当前位置:网站首页>Double contextual relationship network for polyp segmentation
Double contextual relationship network for polyp segmentation
2022-06-28 19:20:00 【sigmoidAndRELU】
Colonoscopy image segmentation paper reading
- The overall structure of the thesis
The overall structure of the thesis
Title of thesis : A dual context network for polyp segmentation (ISBI2022)

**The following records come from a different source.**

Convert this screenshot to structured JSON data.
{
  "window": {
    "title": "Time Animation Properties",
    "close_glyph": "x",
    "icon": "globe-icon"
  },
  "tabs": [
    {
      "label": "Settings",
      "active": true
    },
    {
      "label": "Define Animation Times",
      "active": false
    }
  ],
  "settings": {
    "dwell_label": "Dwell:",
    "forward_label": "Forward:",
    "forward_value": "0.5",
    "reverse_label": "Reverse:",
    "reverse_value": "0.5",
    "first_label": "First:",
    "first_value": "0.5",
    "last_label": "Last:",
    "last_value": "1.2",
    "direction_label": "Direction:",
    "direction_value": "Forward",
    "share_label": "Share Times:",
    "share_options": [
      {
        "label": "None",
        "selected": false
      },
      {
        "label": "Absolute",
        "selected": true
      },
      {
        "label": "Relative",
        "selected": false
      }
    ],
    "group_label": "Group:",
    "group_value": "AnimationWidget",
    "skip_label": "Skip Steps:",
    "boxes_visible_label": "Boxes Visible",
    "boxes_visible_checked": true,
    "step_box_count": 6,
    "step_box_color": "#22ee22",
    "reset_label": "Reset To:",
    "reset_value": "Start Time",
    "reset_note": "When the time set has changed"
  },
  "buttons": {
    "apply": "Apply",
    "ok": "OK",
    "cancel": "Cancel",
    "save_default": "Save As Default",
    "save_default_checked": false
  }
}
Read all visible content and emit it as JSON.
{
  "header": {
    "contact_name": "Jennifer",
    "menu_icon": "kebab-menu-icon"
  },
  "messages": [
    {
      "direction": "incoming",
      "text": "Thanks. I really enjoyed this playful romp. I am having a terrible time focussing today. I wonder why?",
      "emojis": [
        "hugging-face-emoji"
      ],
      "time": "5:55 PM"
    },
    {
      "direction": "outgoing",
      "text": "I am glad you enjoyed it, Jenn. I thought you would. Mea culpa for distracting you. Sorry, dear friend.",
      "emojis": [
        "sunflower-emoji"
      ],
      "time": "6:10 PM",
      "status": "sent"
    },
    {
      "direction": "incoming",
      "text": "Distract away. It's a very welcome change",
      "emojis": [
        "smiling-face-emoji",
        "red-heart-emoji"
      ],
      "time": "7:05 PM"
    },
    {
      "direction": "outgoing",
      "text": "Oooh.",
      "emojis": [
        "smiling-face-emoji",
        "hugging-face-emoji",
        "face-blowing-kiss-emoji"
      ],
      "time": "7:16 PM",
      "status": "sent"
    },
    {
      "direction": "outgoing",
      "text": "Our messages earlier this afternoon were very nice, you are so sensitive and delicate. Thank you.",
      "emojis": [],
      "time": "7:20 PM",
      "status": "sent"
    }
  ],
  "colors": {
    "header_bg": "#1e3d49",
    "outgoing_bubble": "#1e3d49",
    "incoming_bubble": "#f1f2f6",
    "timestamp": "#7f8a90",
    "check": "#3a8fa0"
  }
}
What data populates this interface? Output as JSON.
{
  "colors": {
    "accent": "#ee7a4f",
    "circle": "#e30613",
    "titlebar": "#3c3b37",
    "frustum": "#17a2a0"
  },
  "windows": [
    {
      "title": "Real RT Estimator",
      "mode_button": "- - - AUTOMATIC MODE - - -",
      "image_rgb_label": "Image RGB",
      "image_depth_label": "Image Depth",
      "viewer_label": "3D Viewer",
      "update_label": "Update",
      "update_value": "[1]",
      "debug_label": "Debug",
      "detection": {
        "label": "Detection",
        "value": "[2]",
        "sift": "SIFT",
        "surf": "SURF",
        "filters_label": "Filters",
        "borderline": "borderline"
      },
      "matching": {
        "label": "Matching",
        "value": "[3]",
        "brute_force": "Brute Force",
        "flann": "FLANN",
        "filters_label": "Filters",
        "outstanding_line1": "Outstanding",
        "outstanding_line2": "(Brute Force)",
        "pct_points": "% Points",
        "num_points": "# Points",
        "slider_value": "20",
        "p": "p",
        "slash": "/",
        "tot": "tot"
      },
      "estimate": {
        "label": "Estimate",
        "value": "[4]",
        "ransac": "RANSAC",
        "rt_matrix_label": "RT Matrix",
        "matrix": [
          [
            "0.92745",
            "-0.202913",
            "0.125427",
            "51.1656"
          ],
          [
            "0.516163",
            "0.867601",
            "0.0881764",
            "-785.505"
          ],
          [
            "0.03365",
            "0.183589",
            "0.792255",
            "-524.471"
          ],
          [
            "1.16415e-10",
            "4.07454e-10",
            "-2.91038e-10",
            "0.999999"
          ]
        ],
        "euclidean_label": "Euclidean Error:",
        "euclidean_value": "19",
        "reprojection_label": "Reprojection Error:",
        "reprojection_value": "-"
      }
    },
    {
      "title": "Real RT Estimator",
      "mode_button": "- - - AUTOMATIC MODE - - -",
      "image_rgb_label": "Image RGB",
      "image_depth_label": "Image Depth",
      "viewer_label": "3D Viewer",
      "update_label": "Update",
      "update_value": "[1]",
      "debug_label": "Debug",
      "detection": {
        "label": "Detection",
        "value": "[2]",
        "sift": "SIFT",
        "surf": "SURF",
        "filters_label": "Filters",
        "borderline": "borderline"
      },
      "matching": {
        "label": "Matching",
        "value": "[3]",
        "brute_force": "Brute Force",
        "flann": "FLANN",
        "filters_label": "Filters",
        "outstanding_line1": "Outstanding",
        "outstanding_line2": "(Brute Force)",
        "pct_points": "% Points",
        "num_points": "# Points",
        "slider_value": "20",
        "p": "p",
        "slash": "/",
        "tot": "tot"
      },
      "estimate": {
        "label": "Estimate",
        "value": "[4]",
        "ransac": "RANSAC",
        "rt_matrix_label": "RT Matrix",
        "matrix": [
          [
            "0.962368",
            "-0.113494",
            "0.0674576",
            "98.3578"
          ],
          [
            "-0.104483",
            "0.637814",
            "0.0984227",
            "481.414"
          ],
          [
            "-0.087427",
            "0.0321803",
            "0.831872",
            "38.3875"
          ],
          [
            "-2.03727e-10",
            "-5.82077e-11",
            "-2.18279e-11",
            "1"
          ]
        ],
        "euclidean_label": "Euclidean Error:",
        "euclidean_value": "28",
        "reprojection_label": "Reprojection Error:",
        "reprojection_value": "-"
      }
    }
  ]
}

Author's unit : Beijing University of Posts and telecommunications
Author's name : Yinzijin et al
Code address : https://github.com/PRIS-CV/DCRNet/blob/master/lib/DCRNet.py
Abstract
Automatic segmentation of polyps in colonoscopy in colorectal cancer (CRC) It plays a key role in the early diagnosis of . However , The diversity of polyp images greatly increases the difficulty of accurate segmentation . The existing research mainly focuses on learning Context information in a single image , But failed to take advantage of Synchronous visual pattern of polyps across images . This article explores context dependency from the overall perspective of the entire data set , A duplex context network is proposed (DCRNet) To capture Within and between images Of Context . Based on the above two similarities , The features of each input region can be enhanced by embedding the context region . In order to store the feature area embedded in the previous image in the training process , Episodic memory is designed and operated as a queue . We are EndoScene、Kvasir-SEG And recently released large-scale PICCOLO The proposed method is evaluated on the dataset . Experimental results show that , What we proposed DCRNet It is superior to the most advanced methods in terms of widely used evaluation indicators .
contribution :
1、 Propose to embed the context area ;
2、 Episodic memory is designed and operated as a queue ;
3、 Put forward DCRNet;
4、 The model performs well on multiple colon cancer datasets .
introduction
Diagnosis and treatment of colon cancer , Regional analysis of polyps is a key step , Polypectomy is a direct method to prevent and treat early colorectal cancer . The colonoscopy image can clearly show the information of the whole patient's colon , However, there are still some difficulties in the localization and segmentation of polyps :1、 Polyps are various ;2、 The boundary between polyp and colonic mucosa is too vague . As shown in the figure :
From the image we can observe , Some are obvious , image a b, The swollen part is , and d It's very exaggerated ,c It's not obvious , You can't see it without looking carefully .
Related work
In the existing work , Here is a brief introduction :
1、 Multi-scale feature extraction network :ACSNet(MICCAI 2020), Combining context information and local details to deal with the problem of polyp feature diversity .
PraNet Using multi-scale feature aggregation , The contour map is extracted according to local features and the segmentation map is refined by up sampling .
2、 Use auxiliary information to constrain the segmentation results :SFANet(MICCAI 2019), Using region boundary constraints , To select feature aggregation , Improve segmentation accuracy .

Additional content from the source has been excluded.